RADIOHEAD, “Pablo Honey” (EMI, 1993)

pablo honey radioheadA dieci anni di distanza dall’uscita del singolo “Creep”, primo successo commerciale dei Radiohead, è difficile parlare di un album come “Pablo Honey”. Più dei dieci anni pesano infatti i dieci secoli musicali attraversati dalla band di Oxford, approdata prima sulle sponde di un rock distorto aperto a ballate acustiche incredibili in “The Bends”, poi su quelle della psichedelia decadente di “Ok Computer” infine approdata al dittico “Kid A/Amnesiac” che mescola techno, acustica, jazz.

E l’esordio? E l’esordio è “Pablo Honey”: gli strumenti sono ancora i classici chitarra, basso, batteria e (ogni tanto) pianoforte, la musica proposta è rock con sfumature pop, figlia al contempo degli U2 di Bono e dei mitici Smiths di Morissey. Ma sarebbe un errore grave restringere l’intero album ad un semplice elogio delle qualità di “Creep”, ballata di prima grandezza, pura, eterea, con un testo meraviglioso (“I want a perfect body, I want a perfect soul”).

C’è altro da notare, non fosse altro perché i Radiohead sanno suonare, eccome se lo sanno fare. Spesso le canzoni vivono sulla sottile linea che divide la calma dall’irruenza, come nel brano d’apertura “You”, nella rumorosa e travolgente “Anyone can play guitar” o nella semplice “Ripcord”. E quando non è così il lato pop prende il sopravvento, tranne in casi sporadici come la caustica “How do you?”. Il pop dei Radiohead è comunque di ottima fattura, anche se si notano delle flessioni d’ispirazione in “Thinking About You” e nella già sentita “I Can’t”. Splendido al contrario l’incedere di “Stop Whispering”, “Vegetable”, “Prove Yourself” e “Lurgee”.

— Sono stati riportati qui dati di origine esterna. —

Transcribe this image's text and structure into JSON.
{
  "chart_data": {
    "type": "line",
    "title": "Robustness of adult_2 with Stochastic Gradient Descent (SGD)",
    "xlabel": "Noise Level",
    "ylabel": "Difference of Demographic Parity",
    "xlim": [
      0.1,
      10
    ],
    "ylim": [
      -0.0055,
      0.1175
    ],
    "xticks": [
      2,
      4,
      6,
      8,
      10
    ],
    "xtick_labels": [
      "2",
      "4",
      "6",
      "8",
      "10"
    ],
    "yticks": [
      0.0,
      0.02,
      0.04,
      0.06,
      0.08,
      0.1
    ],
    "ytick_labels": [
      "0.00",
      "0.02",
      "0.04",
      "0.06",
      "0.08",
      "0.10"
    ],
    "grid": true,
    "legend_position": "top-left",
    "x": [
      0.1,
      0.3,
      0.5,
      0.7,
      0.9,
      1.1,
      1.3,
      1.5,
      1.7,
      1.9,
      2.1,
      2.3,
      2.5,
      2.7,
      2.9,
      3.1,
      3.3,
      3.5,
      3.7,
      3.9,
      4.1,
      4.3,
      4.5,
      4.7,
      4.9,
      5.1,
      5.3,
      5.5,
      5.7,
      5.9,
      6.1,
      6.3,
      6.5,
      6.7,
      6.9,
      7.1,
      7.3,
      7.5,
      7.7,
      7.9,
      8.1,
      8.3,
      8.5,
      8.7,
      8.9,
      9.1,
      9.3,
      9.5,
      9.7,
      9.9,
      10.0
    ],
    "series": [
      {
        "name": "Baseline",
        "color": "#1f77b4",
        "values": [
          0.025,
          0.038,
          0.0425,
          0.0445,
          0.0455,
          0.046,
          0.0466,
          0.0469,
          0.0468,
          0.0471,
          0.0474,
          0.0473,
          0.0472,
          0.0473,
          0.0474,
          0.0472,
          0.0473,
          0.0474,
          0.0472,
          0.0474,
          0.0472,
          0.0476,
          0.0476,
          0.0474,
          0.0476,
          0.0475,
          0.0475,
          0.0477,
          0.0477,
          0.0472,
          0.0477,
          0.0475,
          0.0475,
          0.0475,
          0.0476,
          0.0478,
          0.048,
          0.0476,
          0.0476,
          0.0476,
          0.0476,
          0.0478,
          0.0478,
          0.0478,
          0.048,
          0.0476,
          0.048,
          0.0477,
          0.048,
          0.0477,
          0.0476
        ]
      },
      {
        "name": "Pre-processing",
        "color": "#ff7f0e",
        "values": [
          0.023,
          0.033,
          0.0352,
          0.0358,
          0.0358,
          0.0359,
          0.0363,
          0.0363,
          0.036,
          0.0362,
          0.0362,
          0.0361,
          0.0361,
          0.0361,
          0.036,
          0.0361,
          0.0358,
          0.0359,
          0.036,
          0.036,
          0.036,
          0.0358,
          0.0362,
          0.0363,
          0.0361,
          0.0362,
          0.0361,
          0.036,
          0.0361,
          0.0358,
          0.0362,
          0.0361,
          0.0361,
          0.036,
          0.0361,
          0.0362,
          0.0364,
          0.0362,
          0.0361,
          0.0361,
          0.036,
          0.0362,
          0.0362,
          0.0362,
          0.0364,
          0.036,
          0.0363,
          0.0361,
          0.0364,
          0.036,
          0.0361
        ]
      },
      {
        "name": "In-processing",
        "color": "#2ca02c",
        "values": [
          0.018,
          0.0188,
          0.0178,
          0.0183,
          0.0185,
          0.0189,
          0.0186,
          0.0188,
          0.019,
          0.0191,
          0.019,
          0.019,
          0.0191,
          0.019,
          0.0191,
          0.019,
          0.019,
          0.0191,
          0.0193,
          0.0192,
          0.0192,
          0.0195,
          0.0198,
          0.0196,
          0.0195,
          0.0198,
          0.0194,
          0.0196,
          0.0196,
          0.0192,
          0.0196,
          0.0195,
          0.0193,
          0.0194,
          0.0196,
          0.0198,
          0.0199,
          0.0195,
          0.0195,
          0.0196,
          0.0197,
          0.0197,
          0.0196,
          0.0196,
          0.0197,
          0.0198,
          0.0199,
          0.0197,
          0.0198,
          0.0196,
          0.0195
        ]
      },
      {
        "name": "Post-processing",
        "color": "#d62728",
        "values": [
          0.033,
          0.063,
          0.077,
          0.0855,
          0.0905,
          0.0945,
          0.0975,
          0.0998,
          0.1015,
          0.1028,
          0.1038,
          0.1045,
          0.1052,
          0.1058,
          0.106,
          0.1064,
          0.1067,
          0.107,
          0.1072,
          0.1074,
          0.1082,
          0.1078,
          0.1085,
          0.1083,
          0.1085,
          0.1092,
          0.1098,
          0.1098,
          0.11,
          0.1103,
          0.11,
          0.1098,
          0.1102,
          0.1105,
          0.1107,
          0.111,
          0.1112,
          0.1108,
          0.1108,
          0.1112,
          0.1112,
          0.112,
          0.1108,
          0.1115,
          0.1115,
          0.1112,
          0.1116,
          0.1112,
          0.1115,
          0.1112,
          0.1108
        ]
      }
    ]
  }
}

Anche se il vero gioiello è nascosto proprio alla fine, a chiusura: “Blow Out” è un vero e proprio piccolo capolavoro, brano rock mascherato da una sottile tela di bossanova, pronto comunque ad esplodere nella distorsione finale, con la voce di Yorke che si eleva al di sopra di tutto. Dimostrazione ineccepibile della classe e dell’intelligenza di Thom Yorke, Jonathan Greenwood, Ed O’Brian, Colin Greenwood e Phil Selway.

E poi, è vero, ascoltato a distanza di anni l’album è decisamente offuscato dalle glorie che lo hanno seguito, ma in tutta sincerità, detto tra me e voi: ma quante volte è stato possibile apprezzare così tanto un album d’esordio?